There have also been further examples of arenavirus infection among feral rodents of the USA. Infectious virus was recovered from 5 of 27 examples of the Californian mouse Peromyscus calfornicus caught in the Santa Ana mountains close to the Bear Canyon trailhead. Catarina virus is another arenavirus associated with the southern plains woodrat, Neotoma micropus, found in southern Texas (Cajimat et al. 2007) but there is no evidence as yet that either of these newly discovered arenaviruses causes human disease.

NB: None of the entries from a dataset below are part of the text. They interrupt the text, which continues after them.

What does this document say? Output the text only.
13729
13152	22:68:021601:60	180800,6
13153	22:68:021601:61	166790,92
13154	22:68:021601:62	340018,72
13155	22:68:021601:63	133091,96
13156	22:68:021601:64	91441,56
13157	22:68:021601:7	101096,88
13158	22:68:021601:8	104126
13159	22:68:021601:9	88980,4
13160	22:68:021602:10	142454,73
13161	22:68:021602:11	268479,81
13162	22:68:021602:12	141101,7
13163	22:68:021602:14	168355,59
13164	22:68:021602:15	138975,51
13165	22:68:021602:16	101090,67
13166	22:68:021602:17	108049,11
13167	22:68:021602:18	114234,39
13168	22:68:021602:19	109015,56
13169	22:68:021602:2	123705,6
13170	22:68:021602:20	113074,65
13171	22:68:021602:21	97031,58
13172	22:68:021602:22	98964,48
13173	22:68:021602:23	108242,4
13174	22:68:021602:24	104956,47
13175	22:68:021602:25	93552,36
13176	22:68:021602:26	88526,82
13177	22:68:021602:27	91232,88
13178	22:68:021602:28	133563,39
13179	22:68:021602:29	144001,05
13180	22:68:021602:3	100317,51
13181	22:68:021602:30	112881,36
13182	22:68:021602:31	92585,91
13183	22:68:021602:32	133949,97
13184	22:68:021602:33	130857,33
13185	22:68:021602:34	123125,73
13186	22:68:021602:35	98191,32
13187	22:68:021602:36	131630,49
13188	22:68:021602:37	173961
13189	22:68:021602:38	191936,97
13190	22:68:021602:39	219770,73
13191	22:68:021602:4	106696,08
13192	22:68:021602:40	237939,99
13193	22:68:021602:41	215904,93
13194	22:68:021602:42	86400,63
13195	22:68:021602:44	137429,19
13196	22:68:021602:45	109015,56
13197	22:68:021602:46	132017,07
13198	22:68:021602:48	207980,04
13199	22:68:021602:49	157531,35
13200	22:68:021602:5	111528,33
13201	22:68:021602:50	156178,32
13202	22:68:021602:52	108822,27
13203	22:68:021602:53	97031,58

Unique among the viral zoonoses, the arenaviruses show a host-parasite relationship which has received intensive study. In the case of LCM virus, this has resulted in the discovery of fundamental concepts in viral immunopathogenesis and clearance. Yet much remains to be learnt, particularly from the standpoint of public health. The emergence of three new arenaviruses potentially capable of causing serious human disease since the first edition of this book illustrates vividly the need for public health microbiologists to be ever vigilant for hitherto unknown agents causing unexpected outbreaks. The epidemiology of almost all arenaviruses remains poorly understood; for example, Lassa is clearly widespread among the rural areas of West Africa, but in contrast to South America there is an inexact correlation between the distribution of infected rodents and human infections. There is also much to be learnt in terms of the susceptibility of the natural hosts to infection; a rodent of the Calomys family wild-caught in Venezuela, for example, may be refractory to infection whereas its cousin from elsewhere in South America can be readily infected. It is tempting to speculate that arenaviruses are instrumental in controlling rodent population numbers and that only when man radically alters the rodent habitat do zoonotic infections result. Thus there is ample scope for further studies of the natural history, epidemiology and pathology of this unique and fascinating group of viruses. By such work, we may better understand the host-parasite relationship of these agents and thus be better prepared for preventing further outbreaks of severe and debilitating human infections.